Identity politics isn’t really about being able to identify as something you’re not - that is the added confusion of ‘trans’ ideas/Queer Theory. When I think of identity politics, it is more about navel-gazing and narrowing down who you are according to all the sub-classifications. Like in the 80s when people used to take the piss out of lefties announcing themselves as ‘a disabled Black lesbian’ or whatever. With ‘trans’ ideas, a straight, able-bodied, white man can now ‘identify as’ a disabled Black lesbian. It’s ‘trans’ identity politics.
I think the confusion we’re getting in this thread is the conflation of the ideas of ‘classification’ and ‘grouping’. With ‘classes’ you are thinking “how are we going to slice things into smaller parts so we can see how it works?”, with ‘groups’, you are thinking ‘how are these individual elements/people, working together and interacting as one group?’.

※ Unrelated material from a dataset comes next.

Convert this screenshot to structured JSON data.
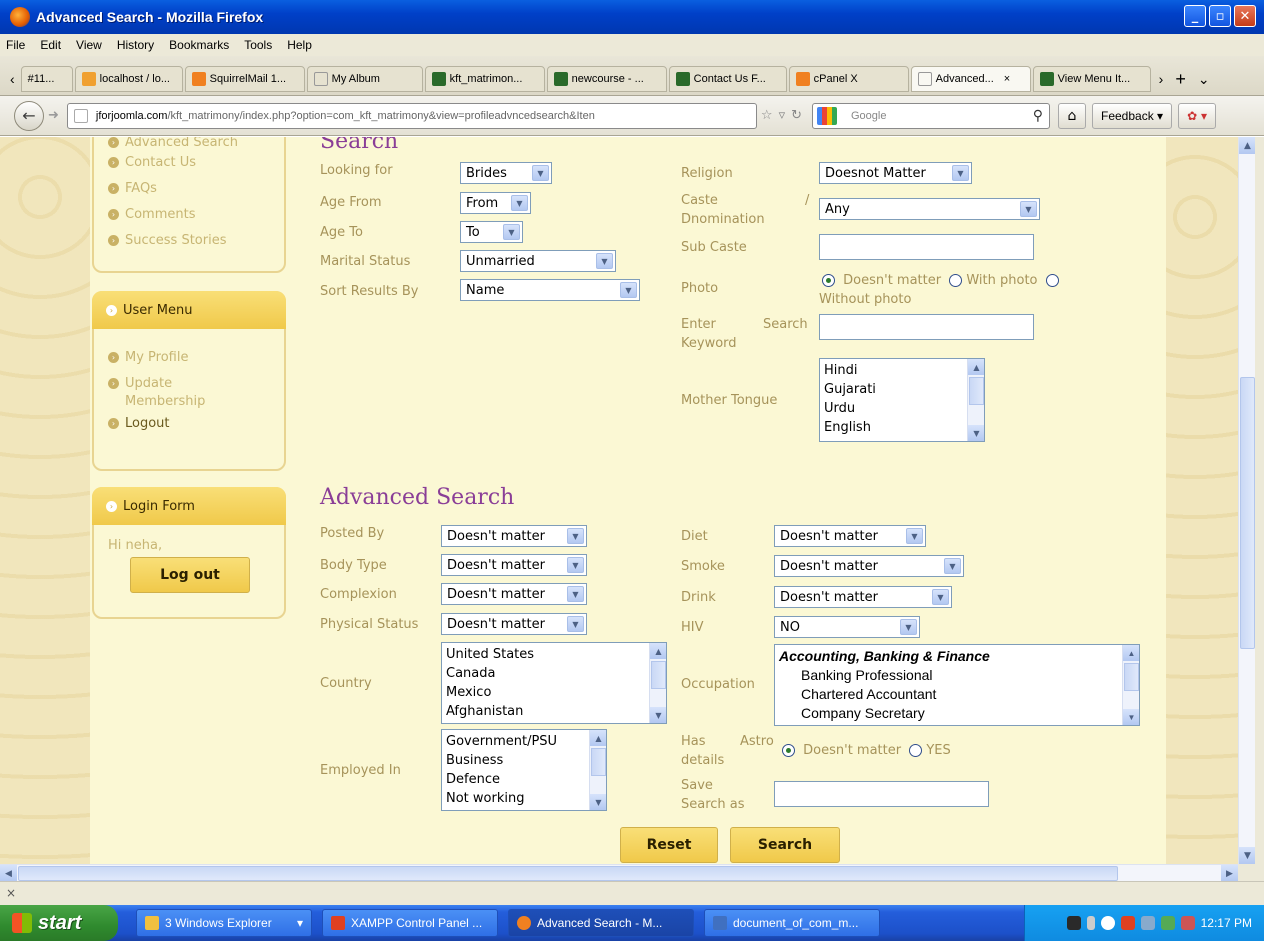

So you can stand on the corner of the street and classify people by height as they walk by, and classify people as ‘below 5’2, 5’2-5’10” and above 5’10’ - although there maybe some commonalities about the way these three classes navigate the public space, they can’t be meaningfully ‘grouped’ together, because they don’t interact or work together, they are just the way you decided to slice the pie when you were gathering your stats.
So you can analyse the commonalities of, say, ‘white men’, but it will only give you the broadest, sweeping generalisations to work with. A first generation Lithuanian man in Lewisham can’t be meaningfully grouped with King Charles, since they live and more in entirely different social eco systems.